Enough with the politics already.
This album has been on my desert island list ever since I first heard it. It is unique in many ways, not least of all because it is a live album that has the definitive versions of Hardin's best songs: "The Lady Came from Baltimore" "Reason to Believe" "You Upset the Grace of Living When You Lie" "Misty Roses" "Black Sheep Boy" "Don't Make Promises" "Danville Dame" "If I Were a Carpenter" "Red Balloon" "Smugglin' Man" are all here. Unencumbered by the arrangements they were framed by on his first two albums, the songs all sound more open and loose in this small concert setting.
Recorded at Town Hall in New York City of April 10, 1968, Hardin is framed here in a quintessential folk jazz setting, backed by Mike Maineri's vibes, Eddie Gomez's acoustic bass and Donald MacDonald's drums (with Warren Burnhardt on piano and Daniel Hankin on second guitar).
Rooting around on the internet, I found a guest post on the blog, Said the Gramophone, by Austin-based singer songwriter Will Sheff in which he draws a comparison between Hardin and jazz great, Chet Baker. It's one of those things that, once you see it, seems so fundamentally obvious you can't quite understand how you didn't think of it yourself.

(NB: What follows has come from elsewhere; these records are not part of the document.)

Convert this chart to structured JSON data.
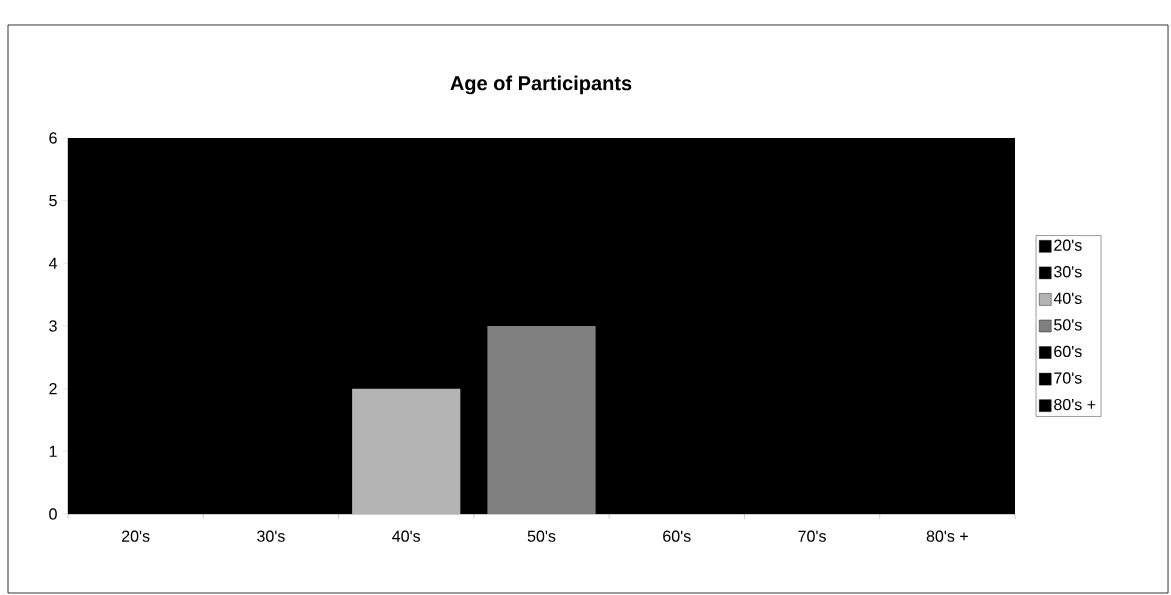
{
  "chart_data": {
    "type": "bar",
    "title": "Age of Participants",
    "categories": [
      "20's",
      "30's",
      "40's",
      "50's",
      "60's",
      "70's",
      "80's +"
    ],
    "series": [
      {
        "name": "20's",
        "color": "#000000",
        "values": [
          null,
          null,
          null,
          null,
          null,
          null,
          null
        ]
      },
      {
        "name": "30's",
        "color": "#000000",
        "values": [
          null,
          null,
          null,
          null,
          null,
          null,
          null
        ]
      },
      {
        "name": "40's",
        "color": "#b4b4b4",
        "values": [
          null,
          null,
          2,
          null,
          null,
          null,
          null
        ]
      },
      {
        "name": "50's",
        "color": "#808080",
        "values": [
          null,
          null,
          null,
          3,
          null,
          null,
          null
        ]
      },
      {
        "name": "60's",
        "color": "#000000",
        "values": [
          null,
          null,
          null,
          null,
          null,
          null,
          null
        ]
      },
      {
        "name": "70's",
        "color": "#000000",
        "values": [
          null,
          null,
          null,
          null,
          null,
          null,
          null
        ]
      },
      {
        "name": "80's +",
        "color": "#000000",
        "values": [
          null,
          null,
          null,
          null,
          null,
          null,
          null
        ]
      }
    ],
    "ylim": [
      0,
      6
    ],
    "yticks": [
      0,
      1,
      2,
      3,
      4,
      5,
      6
    ],
    "legend": "right"
  }
}
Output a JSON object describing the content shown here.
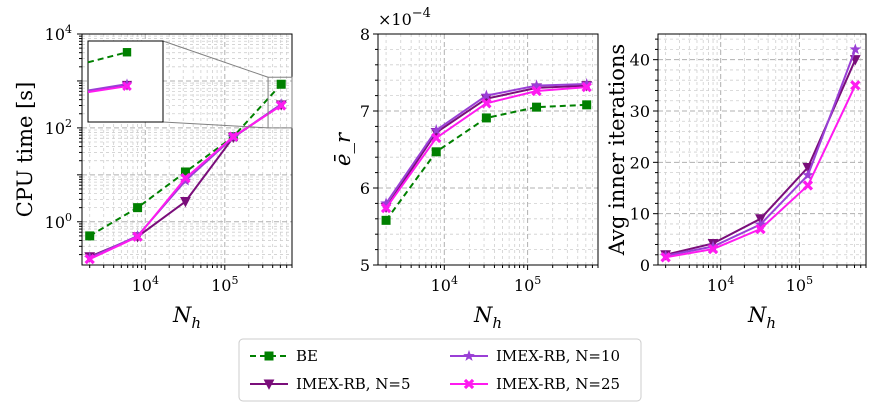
{
  "colors": {
    "BE": "#008000",
    "IMEX-RB, N=5": "#7a0e7a",
    "IMEX-RB, N=10": "#9a3fd6",
    "IMEX-RB, N=25": "#ff1af0"
  },
  "chart_data": [
    {
      "type": "line",
      "id": "cpu",
      "title": "",
      "xlabel_main": "N",
      "xlabel_sub": "h",
      "ylabel": "CPU time [s]",
      "xscale": "log",
      "yscale": "log",
      "xlim": [
        1600,
        700000
      ],
      "ylim": [
        0.12,
        10000
      ],
      "xticks": [
        {
          "value": 10000,
          "base": "10",
          "exp": "4"
        },
        {
          "value": 100000,
          "base": "10",
          "exp": "5"
        }
      ],
      "yticks": [
        {
          "value": 1,
          "base": "10",
          "exp": "0"
        },
        {
          "value": 100,
          "base": "10",
          "exp": "2"
        },
        {
          "value": 10000,
          "base": "10",
          "exp": "4"
        }
      ],
      "x": [
        2000,
        8000,
        32000,
        128000,
        512000
      ],
      "series": [
        {
          "name": "BE",
          "values": [
            0.5,
            2.0,
            11.5,
            65,
            850
          ]
        },
        {
          "name": "IMEX-RB, N=5",
          "values": [
            0.18,
            0.48,
            2.7,
            63,
            310
          ]
        },
        {
          "name": "IMEX-RB, N=10",
          "values": [
            0.17,
            0.5,
            7.5,
            63,
            320
          ]
        },
        {
          "name": "IMEX-RB, N=25",
          "values": [
            0.16,
            0.48,
            8.5,
            65,
            300
          ]
        }
      ],
      "inset": {
        "xlim": [
          350000,
          700000
        ],
        "ylim": [
          100,
          1200
        ],
        "markers_only_last": true
      }
    },
    {
      "type": "line",
      "id": "err",
      "title": "",
      "xlabel_main": "N",
      "xlabel_sub": "h",
      "ylabel": "ē_r",
      "offset_text_base": "×10",
      "offset_text_exp": "−4",
      "xscale": "log",
      "yscale": "linear",
      "xlim": [
        1600,
        700000
      ],
      "ylim": [
        5,
        8
      ],
      "xticks": [
        {
          "value": 10000,
          "base": "10",
          "exp": "4"
        },
        {
          "value": 100000,
          "base": "10",
          "exp": "5"
        }
      ],
      "yticks": [
        {
          "value": 5,
          "label": "5"
        },
        {
          "value": 6,
          "label": "6"
        },
        {
          "value": 7,
          "label": "7"
        },
        {
          "value": 8,
          "label": "8"
        }
      ],
      "x": [
        2000,
        8000,
        32000,
        128000,
        512000
      ],
      "series": [
        {
          "name": "BE",
          "values": [
            5.58,
            6.47,
            6.91,
            7.05,
            7.08
          ]
        },
        {
          "name": "IMEX-RB, N=5",
          "values": [
            5.75,
            6.72,
            7.16,
            7.3,
            7.33
          ]
        },
        {
          "name": "IMEX-RB, N=10",
          "values": [
            5.8,
            6.75,
            7.2,
            7.33,
            7.35
          ]
        },
        {
          "name": "IMEX-RB, N=25",
          "values": [
            5.74,
            6.65,
            7.1,
            7.26,
            7.31
          ]
        }
      ]
    },
    {
      "type": "line",
      "id": "iters",
      "title": "",
      "xlabel_main": "N",
      "xlabel_sub": "h",
      "ylabel": "Avg inner iterations",
      "xscale": "log",
      "yscale": "linear",
      "xlim": [
        1600,
        700000
      ],
      "ylim": [
        0,
        45
      ],
      "xticks": [
        {
          "value": 10000,
          "base": "10",
          "exp": "4"
        },
        {
          "value": 100000,
          "base": "10",
          "exp": "5"
        }
      ],
      "yticks": [
        {
          "value": 0,
          "label": "0"
        },
        {
          "value": 10,
          "label": "10"
        },
        {
          "value": 20,
          "label": "20"
        },
        {
          "value": 30,
          "label": "30"
        },
        {
          "value": 40,
          "label": "40"
        }
      ],
      "x": [
        2000,
        8000,
        32000,
        128000,
        512000
      ],
      "series": [
        {
          "name": "IMEX-RB, N=5",
          "values": [
            2.0,
            4.2,
            9.0,
            19.0,
            40.0
          ]
        },
        {
          "name": "IMEX-RB, N=10",
          "values": [
            1.8,
            3.6,
            7.9,
            17.5,
            42.0
          ]
        },
        {
          "name": "IMEX-RB, N=25",
          "values": [
            1.5,
            3.1,
            7.0,
            15.5,
            35.0
          ]
        }
      ]
    }
  ],
  "legend": {
    "placement": "bottom-center",
    "entries": [
      {
        "name": "BE",
        "label": "BE",
        "marker": "square",
        "dash": true
      },
      {
        "name": "IMEX-RB, N=5",
        "label": "IMEX-RB, N=5",
        "marker": "triangle-down",
        "dash": false
      },
      {
        "name": "IMEX-RB, N=10",
        "label": "IMEX-RB, N=10",
        "marker": "star",
        "dash": false
      },
      {
        "name": "IMEX-RB, N=25",
        "label": "IMEX-RB, N=25",
        "marker": "x-filled",
        "dash": false
      }
    ]
  }
}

I do believe that if you mix Chet Baker with a dash of Nick Drake you end up pretty close to Tim.
The highlight of Tim Hardin 3 is the LP's closing track. Leaving the guitar for the piano and announcing a "change in the program... if you have programs," Tim introduces a song "written to, for, and about... Lenny Bruce."
It is the sound of one junkie singing to another.
The bulk of Hardin's amazing catalog was written in the first year and a half of his career. After that, Tim descended quickly into the heroin addiction that would eventually take his life.